To diagnosis a nervous system disorder, a healthcare provider starts with a complete medical history and physical exam. He or she may also use one or more of these tests:
CT scan. This imaging test uses a combination of X-rays and computer technology to make horizontal images of the body. A CT scan shows detailed images of any part of the body, including the bones, muscles, fat, and organs. CT scans are more detailed than general X-rays.
Electroencephalogram (EEG). This test records the brain's continuous electrical activity through electrodes attached to the scalp.
MRI. This test uses a combination of large magnets, radio waves, and a computer to make detailed images of organs and structures within the body.
Electrodiagnostic tests, such as electromyography (EMG) and nerve conduction velocity (NCV). These tests evaluate and diagnose disorders of the muscles and motor neurons. Electrodes are inserted into the muscle or placed on the skin overlying a muscle or muscle group. Electrical activity and muscle response are recorded.
Positron emission tomography (PET). This test measures the metabolic activity of cells.
Arteriogram (angiogram). This X-ray of the arteries and veins detects blockage or narrowing of the vessels.

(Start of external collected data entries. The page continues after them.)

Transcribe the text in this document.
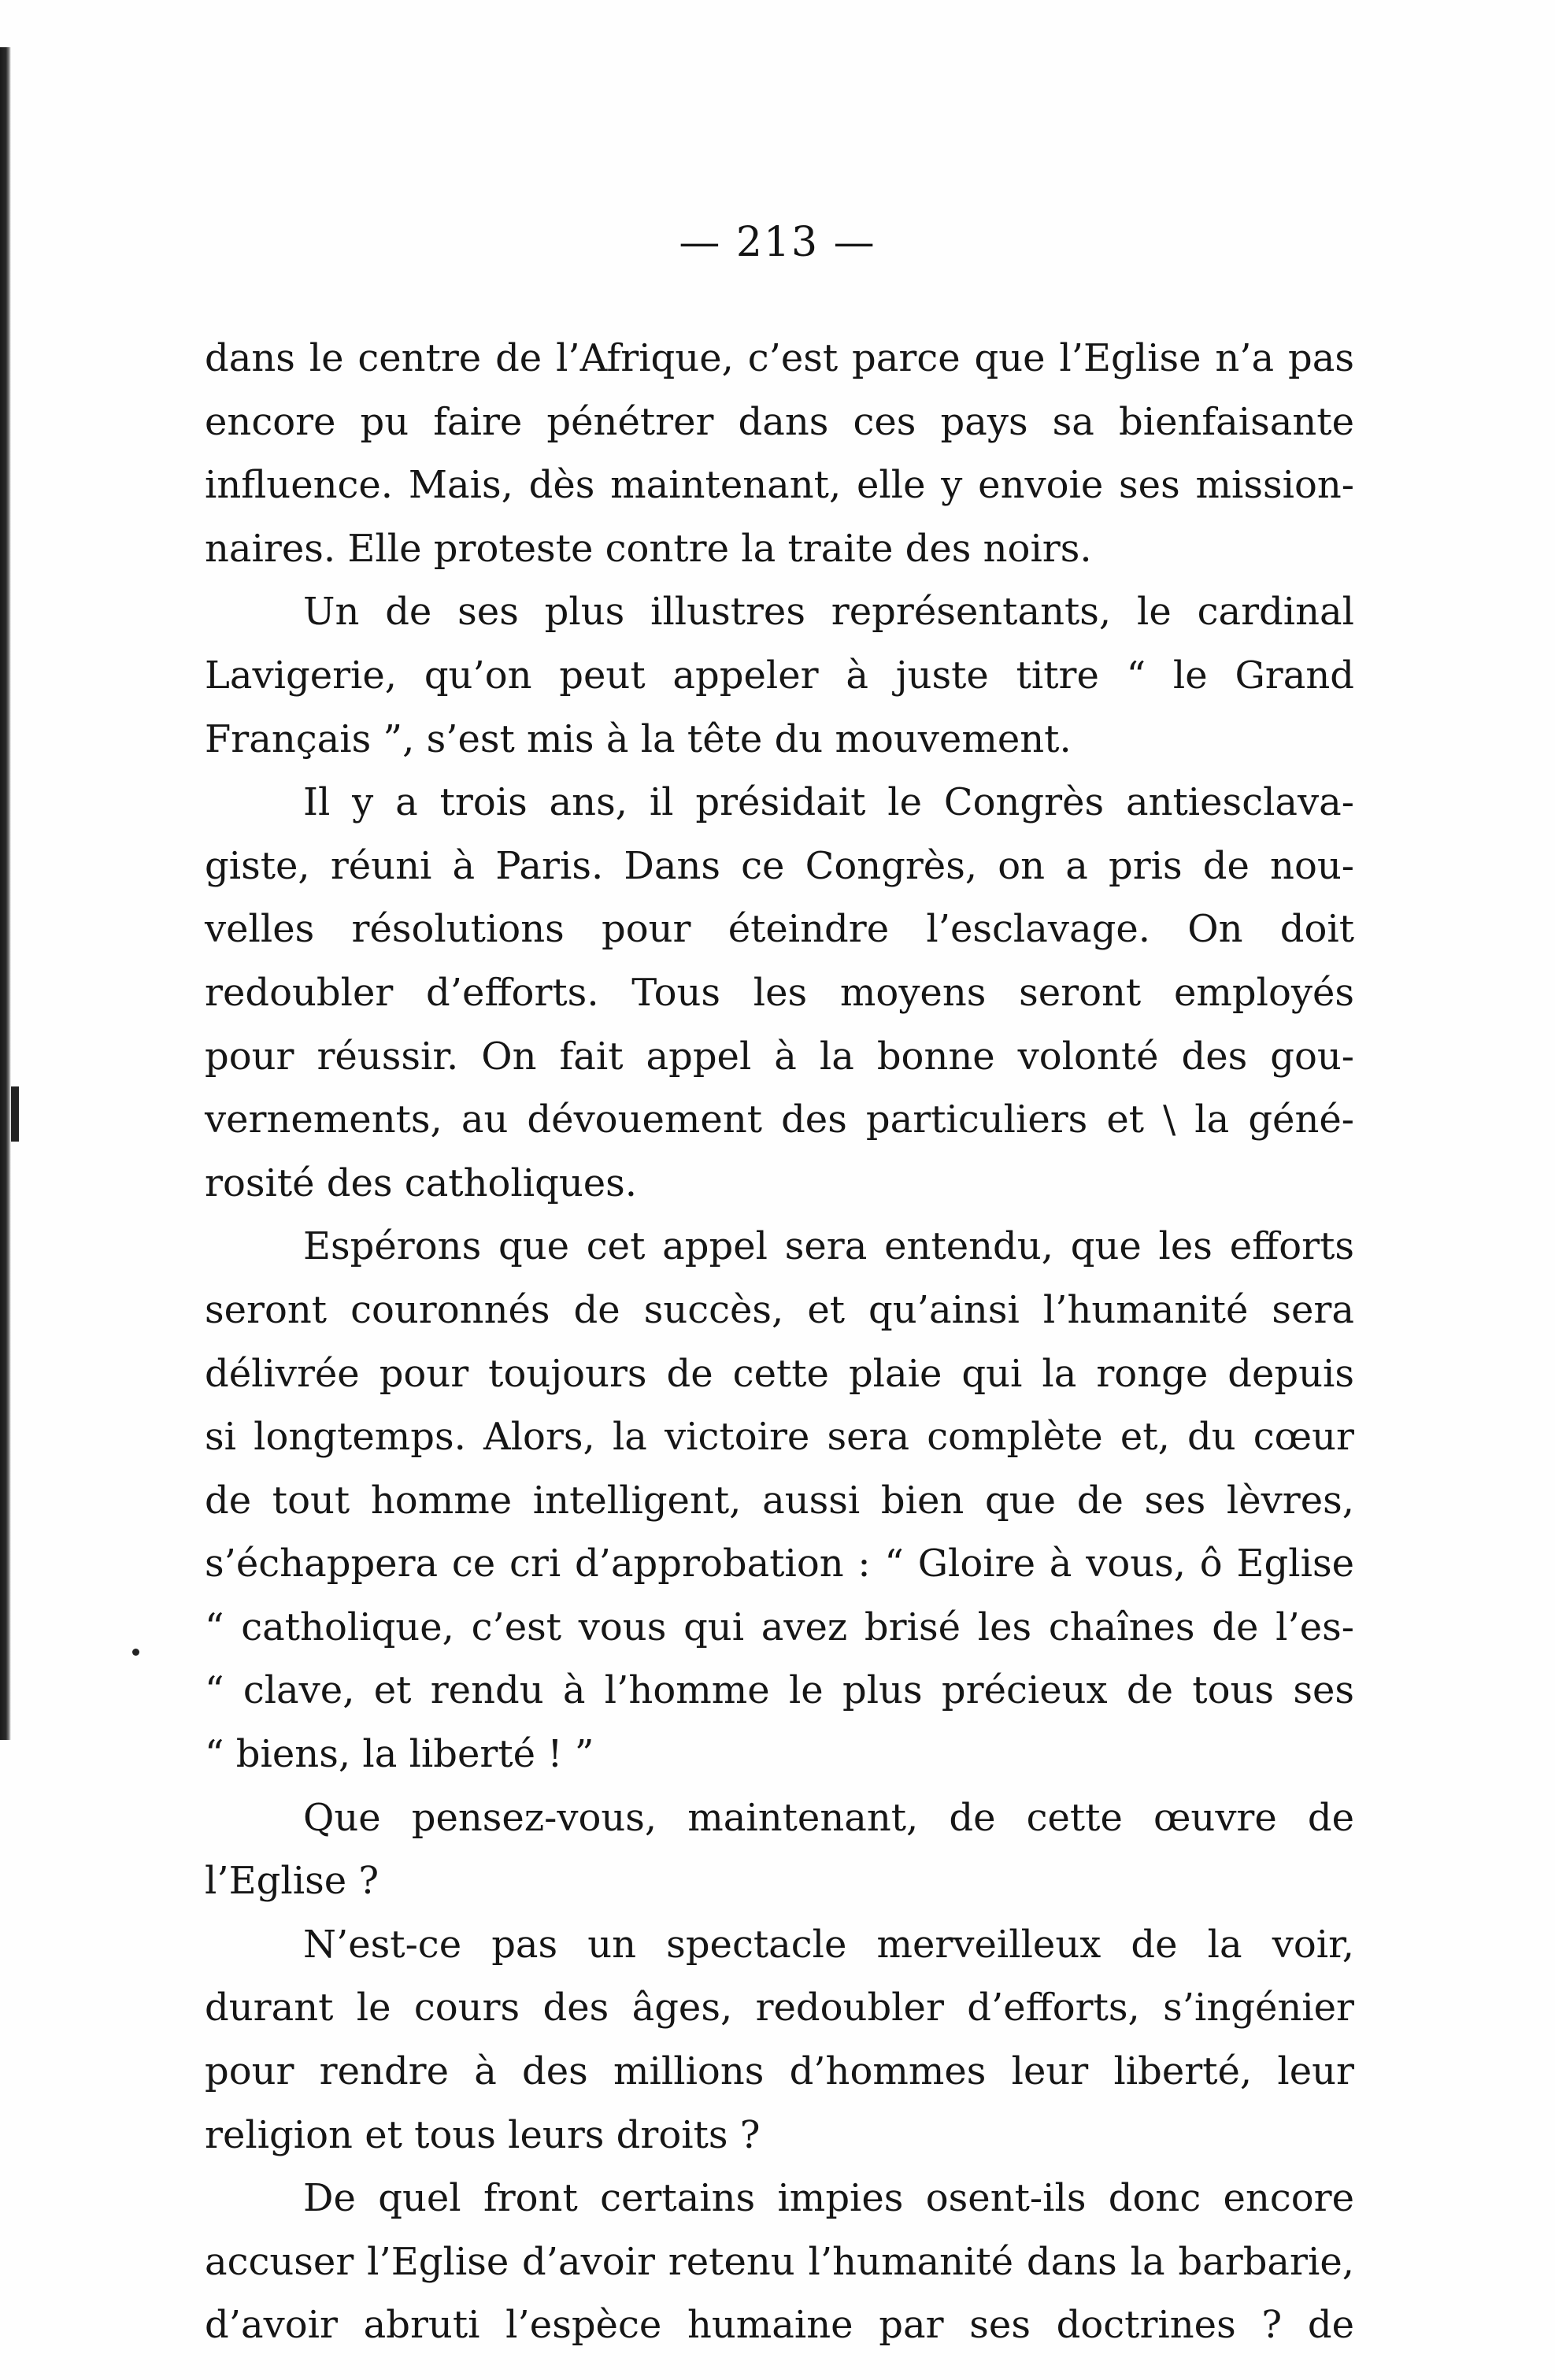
— 213 —

dans le centre de l’Afrique, c’est parce que l’Eglise n’a pas
encore pu faire pénétrer dans ces pays sa bienfaisante
influence. Mais, dès maintenant, elle y envoie ses mission-
naires. Elle proteste contre la traite des noirs.

Un de ses plus illustres représentants, le cardinal
Lavigerie, qu’on peut appeler à juste titre “ le Grand
Français ”, s’est mis à la tête du mouvement.

Il y a trois ans, il présidait le Congrès antiesclava-
giste, réuni à Paris. Dans ce Congrès, on a pris de nou-
velles résolutions pour éteindre l’esclavage. On doit
redoubler d’efforts. Tous les moyens seront employés
pour réussir. On fait appel à la bonne volonté des gou-
vernements, au dévouement des particuliers et \ la géné-
rosité des catholiques.

Espérons que cet appel sera entendu, que les efforts
seront couronnés de succès, et qu’ainsi l’humanité sera
délivrée pour toujours de cette plaie qui la ronge depuis
si longtemps. Alors, la victoire sera complète et, du cœur
de tout homme intelligent, aussi bien que de ses lèvres,
s’échappera ce cri d’approbation : “ Gloire à vous, ô Eglise
“ catholique, c’est vous qui avez brisé les chaînes de l’es-
“ clave, et rendu à l’homme le plus précieux de tous ses
“ biens, la liberté ! ”

Que pensez-vous, maintenant, de cette œuvre de
l’Eglise ?

N’est-ce pas un spectacle merveilleux de la voir,
durant le cours des âges, redoubler d’efforts, s’ingénier
pour rendre à des millions d’hommes leur liberté, leur
religion et tous leurs droits ?

De quel front certains impies osent-ils donc encore
accuser l’Eglise d’avoir retenu l’humanité dans la barbarie,
d’avoir abruti l’espèce humaine par ses doctrines ? de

Spinal tap (lumbar puncture). During this test, a special needle is placed into the lower back, into the spinal canal. This is the area around the spinal cord. The pressure in the spinal canal and brain can then be measured. A small amount of cerebrospinal fluid (CSF) can be removed and sent for testing to find out if there is an infection or other problems. CSF is the fluid that bathes the brain and spinal cord.
Evoked potentials. This test records the brain's electrical response to visual, auditory, and sensory stimuli.

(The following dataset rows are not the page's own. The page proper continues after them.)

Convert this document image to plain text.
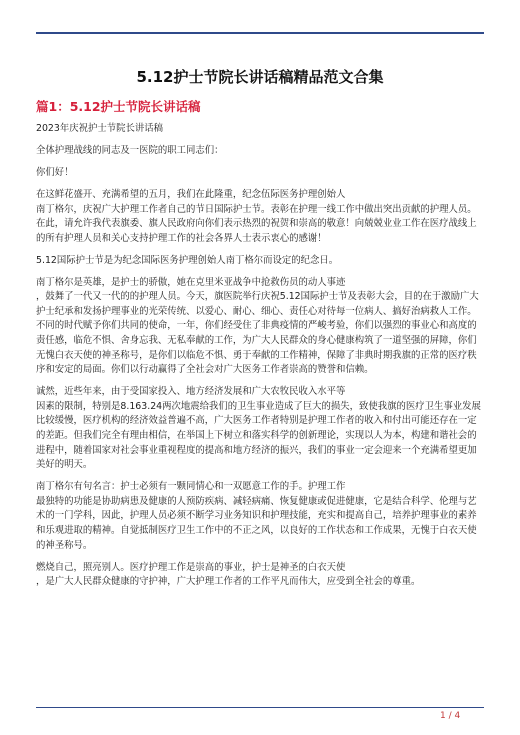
5.12护士节院长讲话稿精品范文合集
篇1：5.12护士节院长讲话稿

2023年庆祝护士节院长讲话稿

全体护理战线的同志及一医院的职工同志们：

你们好！

在这鲜花盛开、充满希望的五月，我们在此隆重，纪念伍际医务护理创始人
南丁格尔，庆祝广大护理工作者自己的节日国际护士节。表彰在护理一线工作中做出突出贡献的护理人员。在此，请允许我代表旗委、旗人民政府向你们表示热烈的祝贺和崇高的敬意！向兢兢业业工作在医疗战线上的所有护理人员和关心支持护理工作的社会各界人士表示衷心的感谢！

5.12国际护士节是为纪念国际医务护理创始人南丁格尔而设定的纪念日。

南丁格尔是英雄，是护士的骄傲，她在克里米亚战争中抢救伤员的动人事迹
，鼓舞了一代又一代的的护理人员。今天，旗医院举行庆祝5.12国际护士节及表彰大会，目的在于激励广大护士纪承和发扬护理事业的光荣传统、以爱心、耐心、细心、责任心对待每一位病人、搞好治病救人工作。不同的时代赋予你们共同的使命，一年，你们经受住了非典疫情的严峻考验，你们以强烈的事业心和高度的责任感，临危不惧、舍身忘我、无私奉献的工作，为广大人民群众的身心健康构筑了一道坚强的屏障，你们无愧白衣天使的神圣称号，是你们以临危不惧、勇于奉献的工作精神，保障了非典时期我旗的正常的医疗秩序和安定的局面。你们以行动赢得了全社会对广大医务工作者崇高的赞誉和信赖。

诚然，近些年来，由于受国家投入、地方经济发展和广大农牧民收入水平等
因素的限制，特别是8.163.24两次地震给我们的卫生事业造成了巨大的损失，致使我旗的医疗卫生事业发展比较缓慢，医疗机构的经济效益普遍不高，广大医务工作者特别是护理工作者的收入和付出可能还存在一定的差距。但我们完全有理由相信，在举国上下树立和落实科学的创新理论，实现以人为本，构建和谐社会的进程中，随着国家对社会事业重视程度的提高和地方经济的振兴，我们的事业一定会迎来一个充满希望更加美好的明天。

南丁格尔有句名言：护士必须有一颗同情心和一双愿意工作的手。护理工作
最独特的功能是协助病患及健康的人预防疾病、减轻病痛、恢复健康或促进健康，它是结合科学、伦理与艺术的一门学科，因此，护理人员必须不断学习业务知识和护理技能，充实和提高自己，培养护理事业的素养和乐观进取的精神。自觉抵制医疗卫生工作中的不正之风，以良好的工作状态和工作成果，无愧于白衣天使的神圣称号。

燃烧自己，照亮别人。医疗护理工作是崇高的事业，护士是神圣的白衣天使
，是广大人民群众健康的守护神，广大护理工作者的工作平凡而伟大，应受到全社会的尊重。

1 / 4
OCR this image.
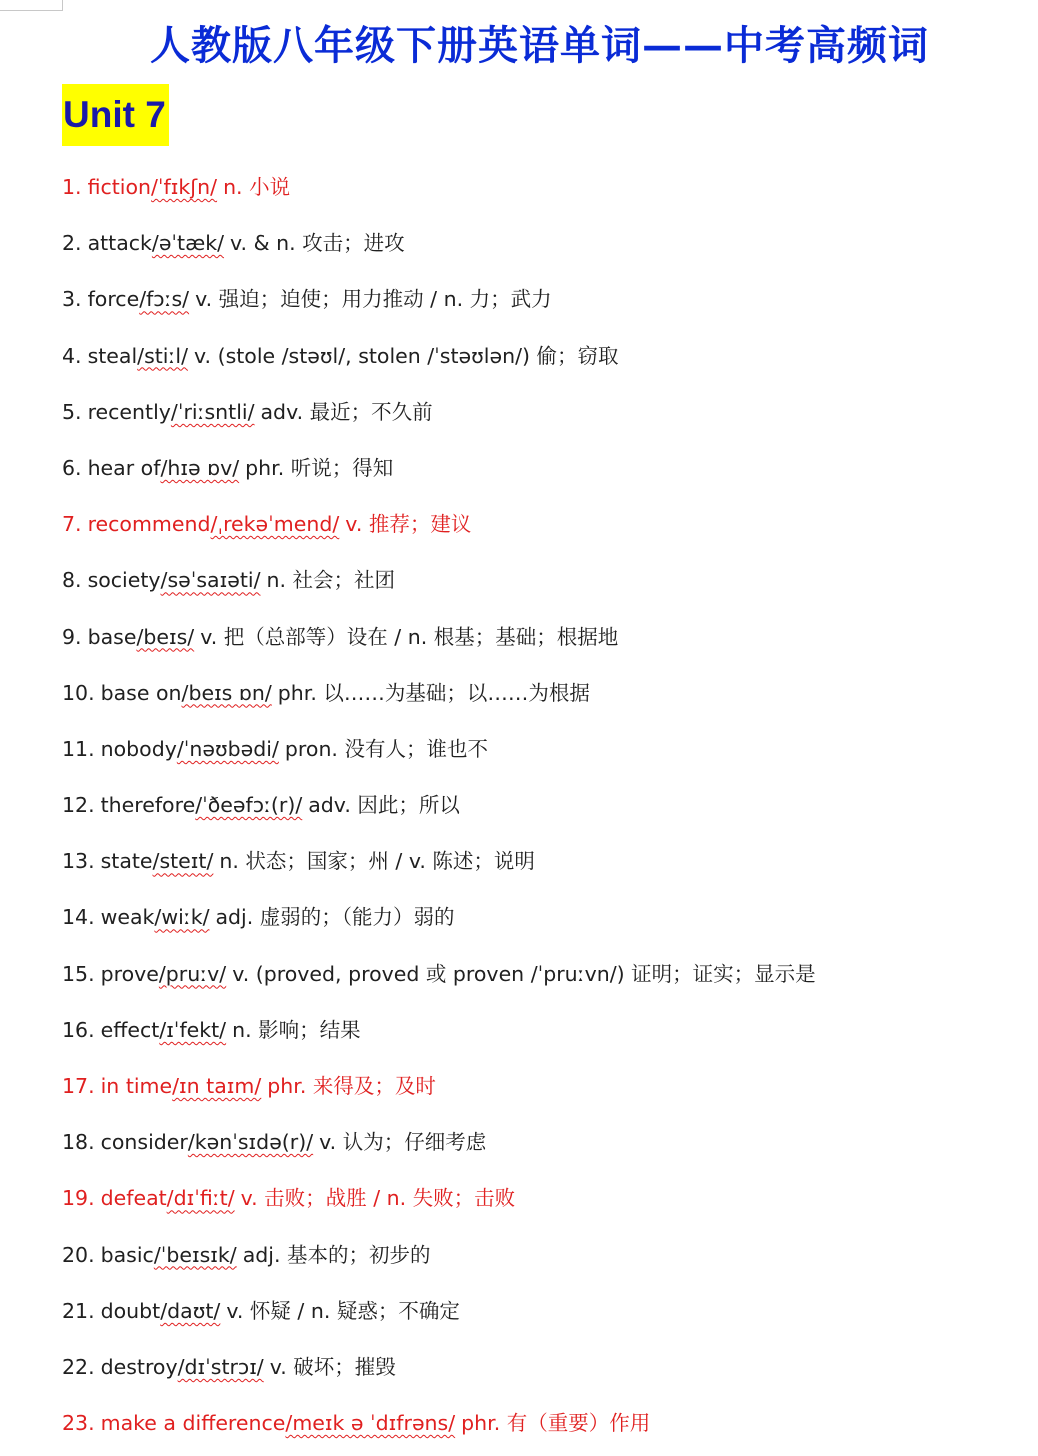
人教版八年级下册英语单词——中考高频词
Unit 7
1. fiction/ˈfɪkʃn/ n. 小说
2. attack/əˈtæk/ v. & n. 攻击；进攻
3. force/fɔːs/ v. 强迫；迫使；用力推动 / n. 力；武力
4. steal/stiːl/ v. (stole /stəʊl/, stolen /ˈstəʊlən/) 偷；窃取
5. recently/ˈriːsntli/ adv. 最近；不久前
6. hear of/hɪə ɒv/ phr. 听说；得知
7. recommend/ˌrekəˈmend/ v. 推荐；建议
8. society/səˈsaɪəti/ n. 社会；社团
9. base/beɪs/ v. 把（总部等）设在 / n. 根基；基础；根据地
10. base on/beɪs ɒn/ phr. 以……为基础；以……为根据
11. nobody/ˈnəʊbədi/ pron. 没有人；谁也不
12. therefore/ˈðeəfɔː(r)/ adv. 因此；所以
13. state/steɪt/ n. 状态；国家；州 / v. 陈述；说明
14. weak/wiːk/ adj. 虚弱的；（能力）弱的
15. prove/pruːv/ v. (proved, proved 或 proven /ˈpruːvn/) 证明；证实；显示是
16. effect/ɪˈfekt/ n. 影响；结果
17. in time/ɪn taɪm/ phr. 来得及；及时
18. consider/kənˈsɪdə(r)/ v. 认为；仔细考虑
19. defeat/dɪˈfiːt/ v. 击败；战胜 / n. 失败；击败
20. basic/ˈbeɪsɪk/ adj. 基本的；初步的
21. doubt/daʊt/ v. 怀疑 / n. 疑惑；不确定
22. destroy/dɪˈstrɔɪ/ v. 破坏；摧毁
23. make a difference/meɪk ə ˈdɪfrəns/ phr. 有（重要）作用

Myelogram. This test uses dye injected into the spinal canal to make the structure clearly visible on X-rays.
Neurosonography. This test uses ultra high-frequency sound waves. It allows the healthcare provider to analyze blood flow in cases of possible stroke.
Ultrasound (sonography). This imaging test uses high-frequency sound waves and a computer to make images of blood vessels, tissues, and organs. Ultrasounds are used to view internal organs as they function. They also assess blood flow through various vessels.